The escalation of the War in Ukraine came about in a significant manner recently when several Iranian designed attack drones entered Polish airspace from Belarus and Russia. While Ukraine has been the front lines in defending itself and access points into NATO territory, the border between NATO and the East is the Polish border. Poland has been equipping itself and readying its people to defend the nation from any possible threats to its integrity and sovereignty. Poland has been the strongest ally in NATO against threats from Russia, and has taken a generational approach to its own defense and that of NATO as a whole. Not only did Poland rapidly displace its old Warsaw Pact equipment with more modern NATO tanks and systems, but Poland has taken to establishing South Korean military equipment production in Poland, producing some of the best weapons systems in the world in local facilities. Poland is due to become one of the strongest militaries in the world, and it has now faced its first direct assault from Russia.
While the attack was significant as an act of war, it was not a serious threat to the integrity of Poland, its defenses, or its people. The reasoning behind the drone incursion into Poland is not known, but there are many suspected reasons behind it, none accepting the act as one taken in error. The debate currently going on in Poland and NATO is whether a strong response is required, and what proportional act of force is reasonable, if any at all. Suspected reasons for the incursion could be a show of force by Russia soon after China revealed its new missile force to the world. This might not be the case as Russia has its own significant missile force, and it has not been used against Poland and has been challenged in Ukraine. Drone usage often is accompanied by a swarm tactic using such systems mixed with higher end ballistic missiles, but that did not take place in the attack. Beyond a show of force against Poland, the drones could have been used to reveal the defensive capabilities of Poland against Russian weapons, as Polish defenses and NATO support all scrambled in response from the Netherlands, Italy, France, and local neighbours. What is clear however is that another possible escalation in the future is probable.
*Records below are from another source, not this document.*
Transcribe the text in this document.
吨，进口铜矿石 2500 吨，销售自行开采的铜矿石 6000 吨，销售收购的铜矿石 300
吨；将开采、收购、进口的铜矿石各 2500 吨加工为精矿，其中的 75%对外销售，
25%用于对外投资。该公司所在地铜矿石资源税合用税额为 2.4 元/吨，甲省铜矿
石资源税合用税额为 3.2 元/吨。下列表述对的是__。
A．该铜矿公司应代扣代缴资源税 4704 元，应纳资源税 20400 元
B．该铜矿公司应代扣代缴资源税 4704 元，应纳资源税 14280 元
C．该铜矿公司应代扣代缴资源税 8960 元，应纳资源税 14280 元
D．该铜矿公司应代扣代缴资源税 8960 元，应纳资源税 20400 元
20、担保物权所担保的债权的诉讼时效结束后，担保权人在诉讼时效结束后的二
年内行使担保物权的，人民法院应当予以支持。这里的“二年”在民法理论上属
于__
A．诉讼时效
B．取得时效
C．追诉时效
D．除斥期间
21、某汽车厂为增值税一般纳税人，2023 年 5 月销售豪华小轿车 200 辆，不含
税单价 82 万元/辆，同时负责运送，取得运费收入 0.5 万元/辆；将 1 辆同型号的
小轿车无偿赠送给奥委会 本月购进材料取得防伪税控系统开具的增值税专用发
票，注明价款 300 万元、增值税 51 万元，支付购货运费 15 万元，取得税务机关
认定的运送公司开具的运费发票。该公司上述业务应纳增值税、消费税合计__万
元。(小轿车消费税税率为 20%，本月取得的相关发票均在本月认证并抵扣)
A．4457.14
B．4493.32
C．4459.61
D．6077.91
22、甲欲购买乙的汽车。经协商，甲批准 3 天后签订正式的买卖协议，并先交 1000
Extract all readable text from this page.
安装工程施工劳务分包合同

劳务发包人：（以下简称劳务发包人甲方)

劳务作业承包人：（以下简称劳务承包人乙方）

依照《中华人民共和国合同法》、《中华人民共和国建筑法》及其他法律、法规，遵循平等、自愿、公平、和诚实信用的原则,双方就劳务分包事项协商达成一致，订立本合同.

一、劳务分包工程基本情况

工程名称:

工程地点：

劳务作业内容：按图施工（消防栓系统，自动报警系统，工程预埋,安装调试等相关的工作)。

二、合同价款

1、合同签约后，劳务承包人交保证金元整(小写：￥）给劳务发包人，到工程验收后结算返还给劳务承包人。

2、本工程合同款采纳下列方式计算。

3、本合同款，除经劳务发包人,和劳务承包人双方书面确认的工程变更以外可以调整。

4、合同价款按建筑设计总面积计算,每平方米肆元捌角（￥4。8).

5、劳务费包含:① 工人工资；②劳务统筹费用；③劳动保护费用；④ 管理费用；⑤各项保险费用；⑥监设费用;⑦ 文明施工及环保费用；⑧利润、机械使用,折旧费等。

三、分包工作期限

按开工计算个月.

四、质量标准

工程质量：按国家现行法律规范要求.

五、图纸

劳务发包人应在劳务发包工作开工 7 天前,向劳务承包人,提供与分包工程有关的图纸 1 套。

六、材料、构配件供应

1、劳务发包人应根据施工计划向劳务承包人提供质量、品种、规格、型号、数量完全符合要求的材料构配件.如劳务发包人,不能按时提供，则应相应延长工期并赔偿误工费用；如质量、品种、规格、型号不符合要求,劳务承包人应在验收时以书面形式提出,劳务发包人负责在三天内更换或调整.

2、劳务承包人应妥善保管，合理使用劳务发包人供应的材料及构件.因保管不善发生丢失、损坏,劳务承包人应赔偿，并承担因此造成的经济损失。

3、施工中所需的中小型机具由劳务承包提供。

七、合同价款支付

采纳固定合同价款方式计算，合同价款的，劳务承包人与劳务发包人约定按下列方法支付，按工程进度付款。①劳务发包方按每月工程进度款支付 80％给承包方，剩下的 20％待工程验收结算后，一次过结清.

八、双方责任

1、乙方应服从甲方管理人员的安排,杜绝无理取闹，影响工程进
The lingering response of NATO and its allies to possible future threats has done nothing but made the conflict more robust and more likely to spiral out of control. The lack of solid coordination in displacing the purchase of Russian oil and gas until 2025, and those funds not only propping up the Rouble, but funding Russian war production does nothing more but extend the war and drain funds. The dedication to the war effort was ever diminishing when public funds in the billions from Ukraine’s allies contradict national energy policies in many of those same nations. It is suspect that since 2022, North American energy policy did not move to assist Europe in their fight, and in 2025 Canada has yet to adjust its energy policy towards assisting its allies currently in conflict in Europe. To add to these policies, the complete avoidance of targeting or eliminating the production of terror weapons, namely the drone production facilities in Iran, allowed those civilian murdering weapons to spring up in Kurdish lands, Poland and Venezuela. To end the war, it is best to start by actively preventing further conflict.
It is not known if the acts against Poland will trigger a wider conflict between NATO and Russia, but the manner the West and NATO treats its natural allies is as much of a challenge in this policy environment as Russian incursions. Rewarding Russian allies and Russian acts does more to turn the tide against NATO and its allies than to end the war with acceptable results. The narrative of a united front will never succeed as simple prose, as actions are needed in this wider war to end a Third World War. Responses in 2025 is the junction point between the end of war in Europe, or the spread of this war globally. It is that significant, and will start in the skies over Poland.